農地報償
農地報償とは戦後の農地改革に際して、低い地価で農地を解放したという理由で行なった旧地主に対する補償措置のことで、旧地主は昭和32年全国農地解放者同盟を組織し、10アール当り10万円の国家補償を要求しましたが、世論の反撃にあい容易に実現しませんでした35年旧地主の圧力により内閣に農地被買収者問題調査会を設置しましたが、その答申の結果はかならずしも地主側に有利ではありませんでした。そこで補償を報償に代え、農地報償法案、農地被買収者に対する給付金の支給に関する法案を39年の第46国会に提出しましたが成立せず、次いで40年の第48国会に再提出、野党側の反対を押切って成立させました。その内容は全国約206万人の旧地主に対して、一人当り100万円を限度として、10アール当り平均2万円の記名国債を交付するものでした。旧地主の約3分の1が手続きをしませんでした。

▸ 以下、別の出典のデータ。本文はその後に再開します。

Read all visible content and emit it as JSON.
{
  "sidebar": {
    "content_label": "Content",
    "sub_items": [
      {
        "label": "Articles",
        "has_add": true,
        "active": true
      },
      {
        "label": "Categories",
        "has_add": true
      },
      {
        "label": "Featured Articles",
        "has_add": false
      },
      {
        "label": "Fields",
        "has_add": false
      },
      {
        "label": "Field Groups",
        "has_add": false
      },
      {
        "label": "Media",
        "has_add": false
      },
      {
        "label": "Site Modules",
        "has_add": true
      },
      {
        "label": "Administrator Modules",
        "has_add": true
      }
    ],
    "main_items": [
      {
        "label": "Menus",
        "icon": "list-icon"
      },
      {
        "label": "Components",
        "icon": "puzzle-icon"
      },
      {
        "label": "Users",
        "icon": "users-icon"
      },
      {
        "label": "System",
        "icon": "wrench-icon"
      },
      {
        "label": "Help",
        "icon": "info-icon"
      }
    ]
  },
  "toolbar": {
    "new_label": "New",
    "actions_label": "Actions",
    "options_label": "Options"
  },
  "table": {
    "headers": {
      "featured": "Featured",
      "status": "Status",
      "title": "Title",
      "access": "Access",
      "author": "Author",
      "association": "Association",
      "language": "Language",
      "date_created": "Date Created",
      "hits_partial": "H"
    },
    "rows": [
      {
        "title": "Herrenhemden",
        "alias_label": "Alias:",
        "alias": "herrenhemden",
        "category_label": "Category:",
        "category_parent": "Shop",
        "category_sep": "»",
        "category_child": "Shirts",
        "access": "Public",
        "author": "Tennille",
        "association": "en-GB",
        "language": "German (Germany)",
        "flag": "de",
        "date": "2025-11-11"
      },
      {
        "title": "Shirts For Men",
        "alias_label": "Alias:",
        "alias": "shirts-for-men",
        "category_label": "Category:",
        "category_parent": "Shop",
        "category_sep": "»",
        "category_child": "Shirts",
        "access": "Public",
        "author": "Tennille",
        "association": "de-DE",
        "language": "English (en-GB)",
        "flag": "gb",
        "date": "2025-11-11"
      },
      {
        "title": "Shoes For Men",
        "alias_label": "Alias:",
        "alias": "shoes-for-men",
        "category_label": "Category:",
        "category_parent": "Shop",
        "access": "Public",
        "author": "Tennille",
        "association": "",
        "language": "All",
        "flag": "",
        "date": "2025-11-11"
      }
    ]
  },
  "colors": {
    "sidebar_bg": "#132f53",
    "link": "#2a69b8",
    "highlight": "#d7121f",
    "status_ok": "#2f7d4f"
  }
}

農地集団化計画とは農地の交換分合計画のことで、同じ農家の持っている農地があちこち飛び離れている場合が極めて多く、こうした状態は災害の多い段階では保険的意義を持っていましたが、排水などの土地改良が進んで生産が安定してくれば、ことに自動耕転機その他の機械力を用いる段階になると、労力節約の上からも、互いに交換しあって、できるだけ一個所へ集めるほうが得でした。こうした土地が全農地の約八割ぐらいありました。しかし地力、距離、交通の利便などいろいろ条件が運うので、実現は容易ではありませんでした。